WASHINGTON — The U.S. Air Force intends to spend the $123.5 million appropriated in 2012 for a next-generation weather satellite system on studies of advanced sensor technologies and alternative constellation architectures, a service official said.
Air Force Col. Scott Larrimore, head of the weather systems directorate at Air Force Space and Missile Systems Center in Los Angeles, said the service submitted its plan for utilizing the funds to Congress April 3. Lawmakers have given no signal of opposition to the plan and the Air Force is preparing a solicitation for industry support of the design studies, he said.
Congress last year directed the Air Force to cancel plans for a program dubbed the Defense Weather Satellite System (DWSS) but provided $123.5 million for an unspecified follow-on to the service’s current generation of meteorological spacecraft. But the Air Force requested just $2 million for studies of the follow-on system in 2013, raising questions about how it would spend the 2012 appropriation.
“We are certainly very appreciative of Congress’ funding through a congressional add for the risk reduction activity for the follow-on activity,” Larrimore said in a May 23 telephone interview. “We are trying to follow the Congress’ intent of buying down the risk, investing in the most risky areas that we can envision right now of whatever that follow-on capability will be.”
Larrimore said the Air Force will examine advanced electro-optical-infrared and microwave sensor technologies for the next-generation system. The service also will take a look at alternative mission architectures including a disaggregated approach in which sensors are dispersed among several small satellite platforms rather than loaded onto larger platforms, he said.
The Air Force also wants to consider alternatives to the polar orbit that weather and mapping satellites traditionally use because of the global coverage it provides, Larrimore said. New technologies might make these alternative orbits feasible, he said.
The funding can be spent only in 2012 and 2013 so potential contractors need to understand that the activities will be “fairly severable,” Larrimore said. Thirty-nine companies attended an April 25 industry day at Space and Missile Systems Center that was held to provide information on the risk-reduction activity, he said. The service was impressed with the turnout, which included small and startup companies as well as established contractors, he said.
No constrains have been set for the follow-on program but affordability is a key factor, Larrimore said.
A requirements review for the system is concluding and the preliminary results are being coordinated within the Department of Defense, Larrimore said. The U.S. Joint Chiefs of Staff tasked the Air Force to lead the review with the help of the other services and the Pentagon’s Cost Assessment and Program Evaluation office, among other agencies, he said.
Larrimore expects the results of the review to receive approval from the Joint Requirements Oversight Council in a few weeks.
An analysis of alternatives for the follow-on program is expected to get under way around the beginning of the 2013 calendar year, Larrimore said.

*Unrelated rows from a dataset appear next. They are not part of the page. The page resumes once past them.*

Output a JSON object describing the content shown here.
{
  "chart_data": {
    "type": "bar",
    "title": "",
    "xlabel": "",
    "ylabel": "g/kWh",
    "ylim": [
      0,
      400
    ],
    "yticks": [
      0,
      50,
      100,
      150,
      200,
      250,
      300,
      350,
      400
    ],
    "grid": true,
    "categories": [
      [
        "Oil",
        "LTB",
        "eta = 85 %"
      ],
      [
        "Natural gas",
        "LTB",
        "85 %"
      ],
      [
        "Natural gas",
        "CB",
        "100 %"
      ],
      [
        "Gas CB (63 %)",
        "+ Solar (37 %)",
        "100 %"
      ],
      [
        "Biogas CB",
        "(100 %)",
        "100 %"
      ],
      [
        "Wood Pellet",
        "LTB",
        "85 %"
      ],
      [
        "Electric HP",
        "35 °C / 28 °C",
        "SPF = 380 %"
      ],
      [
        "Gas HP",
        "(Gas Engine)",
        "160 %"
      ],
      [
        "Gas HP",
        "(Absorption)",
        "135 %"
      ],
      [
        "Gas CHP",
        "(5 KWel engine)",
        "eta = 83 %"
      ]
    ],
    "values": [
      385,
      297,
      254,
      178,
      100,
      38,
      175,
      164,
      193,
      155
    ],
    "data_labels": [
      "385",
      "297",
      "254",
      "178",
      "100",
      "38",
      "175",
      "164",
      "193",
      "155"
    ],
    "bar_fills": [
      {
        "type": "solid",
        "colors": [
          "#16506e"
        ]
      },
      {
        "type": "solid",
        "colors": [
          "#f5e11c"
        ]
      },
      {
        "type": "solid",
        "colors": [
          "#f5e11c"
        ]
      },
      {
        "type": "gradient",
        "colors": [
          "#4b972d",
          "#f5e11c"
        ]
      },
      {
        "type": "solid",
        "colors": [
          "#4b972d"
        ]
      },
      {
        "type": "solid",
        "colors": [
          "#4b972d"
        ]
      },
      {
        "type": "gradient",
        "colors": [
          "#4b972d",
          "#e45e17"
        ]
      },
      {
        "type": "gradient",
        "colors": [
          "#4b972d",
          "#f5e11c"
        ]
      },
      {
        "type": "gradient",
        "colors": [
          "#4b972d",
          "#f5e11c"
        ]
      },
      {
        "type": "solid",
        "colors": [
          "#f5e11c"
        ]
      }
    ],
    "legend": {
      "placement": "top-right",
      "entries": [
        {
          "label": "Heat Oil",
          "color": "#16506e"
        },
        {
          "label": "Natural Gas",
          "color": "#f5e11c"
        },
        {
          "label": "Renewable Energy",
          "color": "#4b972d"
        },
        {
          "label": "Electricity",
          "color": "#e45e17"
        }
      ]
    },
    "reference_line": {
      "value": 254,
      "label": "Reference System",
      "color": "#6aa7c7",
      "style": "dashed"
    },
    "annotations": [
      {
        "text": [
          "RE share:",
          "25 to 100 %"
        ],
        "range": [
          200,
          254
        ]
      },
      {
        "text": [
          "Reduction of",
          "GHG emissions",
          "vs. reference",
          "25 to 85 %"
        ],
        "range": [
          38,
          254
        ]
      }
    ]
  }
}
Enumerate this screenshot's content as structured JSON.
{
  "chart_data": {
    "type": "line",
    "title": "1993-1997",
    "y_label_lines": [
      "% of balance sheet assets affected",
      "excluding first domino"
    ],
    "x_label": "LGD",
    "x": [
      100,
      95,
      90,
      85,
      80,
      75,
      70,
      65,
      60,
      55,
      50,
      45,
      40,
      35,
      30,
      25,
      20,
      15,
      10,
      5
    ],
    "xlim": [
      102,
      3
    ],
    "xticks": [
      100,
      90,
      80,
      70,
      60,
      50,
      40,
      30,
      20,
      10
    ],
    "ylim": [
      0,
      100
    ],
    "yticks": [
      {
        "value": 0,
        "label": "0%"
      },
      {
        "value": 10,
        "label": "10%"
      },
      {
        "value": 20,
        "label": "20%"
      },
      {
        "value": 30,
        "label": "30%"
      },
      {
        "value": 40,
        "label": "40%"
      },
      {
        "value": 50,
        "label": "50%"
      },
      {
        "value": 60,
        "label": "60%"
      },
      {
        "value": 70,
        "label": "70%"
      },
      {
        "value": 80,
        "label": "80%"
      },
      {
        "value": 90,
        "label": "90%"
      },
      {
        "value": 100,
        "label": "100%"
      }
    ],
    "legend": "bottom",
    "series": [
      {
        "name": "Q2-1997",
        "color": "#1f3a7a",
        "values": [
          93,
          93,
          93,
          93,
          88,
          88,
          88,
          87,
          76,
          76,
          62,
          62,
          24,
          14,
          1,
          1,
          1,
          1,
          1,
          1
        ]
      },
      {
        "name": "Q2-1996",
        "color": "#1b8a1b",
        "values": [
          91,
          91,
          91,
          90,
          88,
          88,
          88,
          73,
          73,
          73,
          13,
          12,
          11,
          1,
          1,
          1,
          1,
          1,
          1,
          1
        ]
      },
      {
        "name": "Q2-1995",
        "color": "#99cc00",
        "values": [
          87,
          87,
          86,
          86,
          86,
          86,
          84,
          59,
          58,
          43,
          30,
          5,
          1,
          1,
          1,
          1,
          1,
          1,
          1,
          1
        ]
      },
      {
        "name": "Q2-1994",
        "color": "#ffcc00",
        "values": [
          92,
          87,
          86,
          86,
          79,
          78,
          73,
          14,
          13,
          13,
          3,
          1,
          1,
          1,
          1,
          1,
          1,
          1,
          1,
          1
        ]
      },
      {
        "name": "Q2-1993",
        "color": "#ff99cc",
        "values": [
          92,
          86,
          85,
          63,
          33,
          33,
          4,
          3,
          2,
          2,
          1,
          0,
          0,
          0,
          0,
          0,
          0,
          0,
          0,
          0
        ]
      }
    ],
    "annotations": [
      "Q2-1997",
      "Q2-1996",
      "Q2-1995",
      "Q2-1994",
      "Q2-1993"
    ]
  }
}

The DWSS program was hatched in 2010 when the White House terminated the civil-military National Polar-orbiting Operational Environmental Satellite System, which was behind schedule and well over its planned budget. The White House directed the civilian National Oceanic and Atmospheric Administration and the Pentagon to pursue separate systems.
Congress expressed strong reservations about DWSS from the beginning, however. Industry officials say one of the problems with that system was that the satellites were too big and laden with too many sensors.
Until the next-generation system comes on line, the Air Force will continue to rely on its aging Defense Meteorological Satellite Program spacecraft for weather data. The service has two of those Lockheed Martin-built spacecraft in storage, with the first scheduled to launch in as early as October 2013 and the second to follow as needed.
Those remaining spacecraft, built under a program that dates back to the 1960s, are being refurbished.
Larrimore acknowledged that some hardware on the legacy spacecraft will be 25 years old by the time they are launched. He nonetheless expressed confidence that the satellites will “serve the nation well.”